Curried Fish Balls

27 ingredients
4 steps

Ingredients

  • 1 1/2 lbs cod
  • 2 tablespoons lemon juice
  • 1 egg
  • 1 1/2 teaspoons salt
  • 1/2 cup chickpea flour
  • 4 fresh chili peppers, seeded and finely chopped
  • 1 onion, finely chopped
  • 2 tablespoons breadcrumbs
  • vegetable oil, for shallow frying
  • pepper
  • SAUCE
  • 1/2 cup ghee or 2 1/2 tablespoons vegetable oil
  • 1 large onion, thinly sliced
  • 2 garlic cloves, thinly sliced
  • 1 cinnamon stick
  • 2 bay leaves
  • 2 teaspoons ground cumin
  • 2 teaspoons ground coriander
  • 1 1/2 teaspoons turmeric
  • 1 teaspoon chili powder
  • 5 ounces tomato paste
  • 2 1/2 cups fish stock
  • 2 tablespoons lemon juice
  • 1/2 cup desiccated coconut
  • seeds, of 10 cardamons ground
  • 2 teaspoons fenugreek seeds, ground
  • salt and pepper

Directions

  1. 1
    Heat oven to 325 degrees. Arrange fish fillets in a baking dish and sprinkle with lemon juice. Cover with foil and set baking dish inside a bigger oven-proof pan filled halfway with water. Poach in the oven for 15 minutes. Remove, cool, and flake fish.
  2. 2
    Whisk the egg with the salt and pepper. Sift in the garbanzo flour, whisking until smooth.
  3. 3
    Add the flaked fish, chilies, onion, and bread crumbs to batter. Stir well until a stiff past forms.
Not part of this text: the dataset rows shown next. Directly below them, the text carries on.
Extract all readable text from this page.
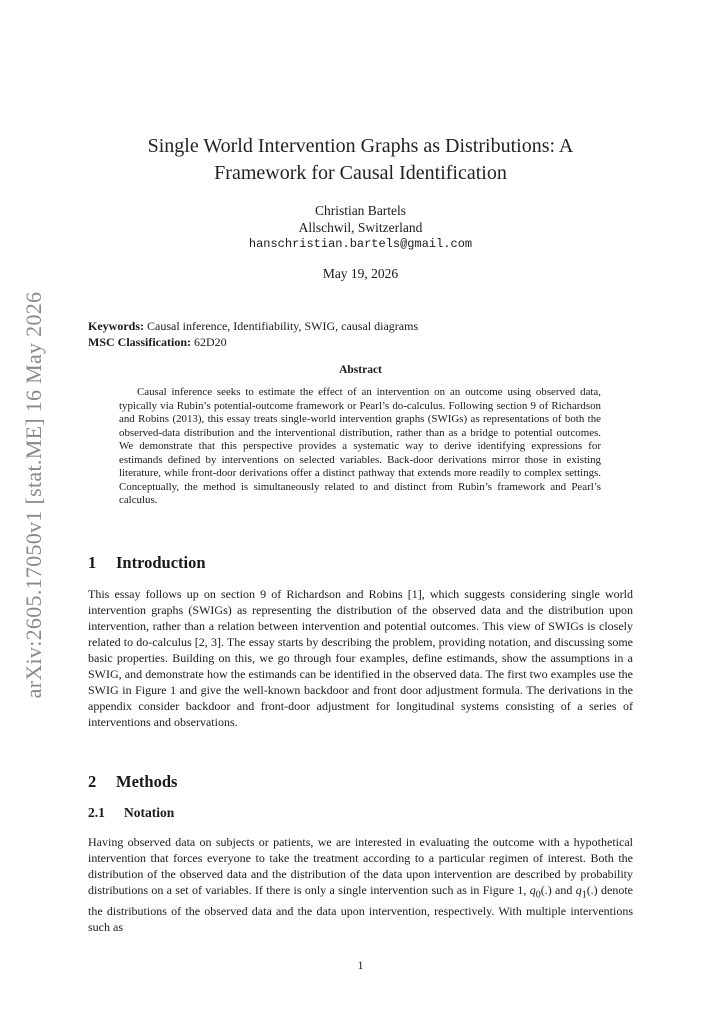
arXiv:2605.17050v1 [stat.ME] 16 May 2026
Single World Intervention Graphs as Distributions: A
Framework for Causal Identification
Christian Bartels
Allschwil, Switzerland
hanschristian.bartels@gmail.com
May 19, 2026
Keywords: Causal inference, Identifiability, SWIG, causal diagrams
MSC Classification: 62D20
Abstract

Causal inference seeks to estimate the effect of an intervention on an outcome using observed data, typically via Rubin’s potential-outcome framework or Pearl’s do-calculus. Following section 9 of Richardson and Robins (2013), this essay treats single-world intervention graphs (SWIGs) as representations of both the observed-data distribution and the interventional distribution, rather than as a bridge to potential outcomes. We demonstrate that this perspective provides a systematic way to derive identifying expressions for estimands defined by interventions on selected variables. Back-door derivations mirror those in existing literature, while front-door derivations offer a distinct pathway that extends more readily to complex settings. Conceptually, the method is simultaneously related to and distinct from Rubin’s framework and Pearl’s calculus.

1 Introduction

This essay follows up on section 9 of Richardson and Robins [1], which suggests considering single world intervention graphs (SWIGs) as representing the distribution of the observed data and the distribution upon intervention, rather than a relation between intervention and potential outcomes. This view of SWIGs is closely related to do-calculus [2, 3]. The essay starts by describing the problem, providing notation, and discussing some basic properties. Building on this, we go through four examples, define estimands, show the assumptions in a SWIG, and demonstrate how the estimands can be identified in the observed data. The first two examples use the SWIG in Figure 1 and give the well-known backdoor and front door adjustment formula. The derivations in the appendix consider backdoor and front-door adjustment for longitudinal systems consisting of a series of interventions and observations.

2 Methods
2.1 Notation

Having observed data on subjects or patients, we are interested in evaluating the outcome with a hypothetical intervention that forces everyone to take the treatment according to a particular regimen of interest. Both the distribution of the observed data and the distribution of the data upon intervention are described by probability distributions on a set of variables. If there is only a single intervention such as in Figure 1, $q_0(.)$ and $q_1(.)$ denote the distributions of the observed data and the data upon intervention, respectively. With multiple interventions such as

1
Break off pieces and form into about 20 small balls. Heat oil in skillet and fry in batches until evenly browned. Drain and keep warm.
  4. 4
    Sauce: Heat the ghee or oil and fry onion and garlic for 5 minutes, until soft. Add all spices and cook 2 minutes. Add the tomato paste and bring to boil. Add remaining ingredients and cook over medium heat for 10 minutes. Add the fish balls, simmer for 5 minutes, and serve with rice.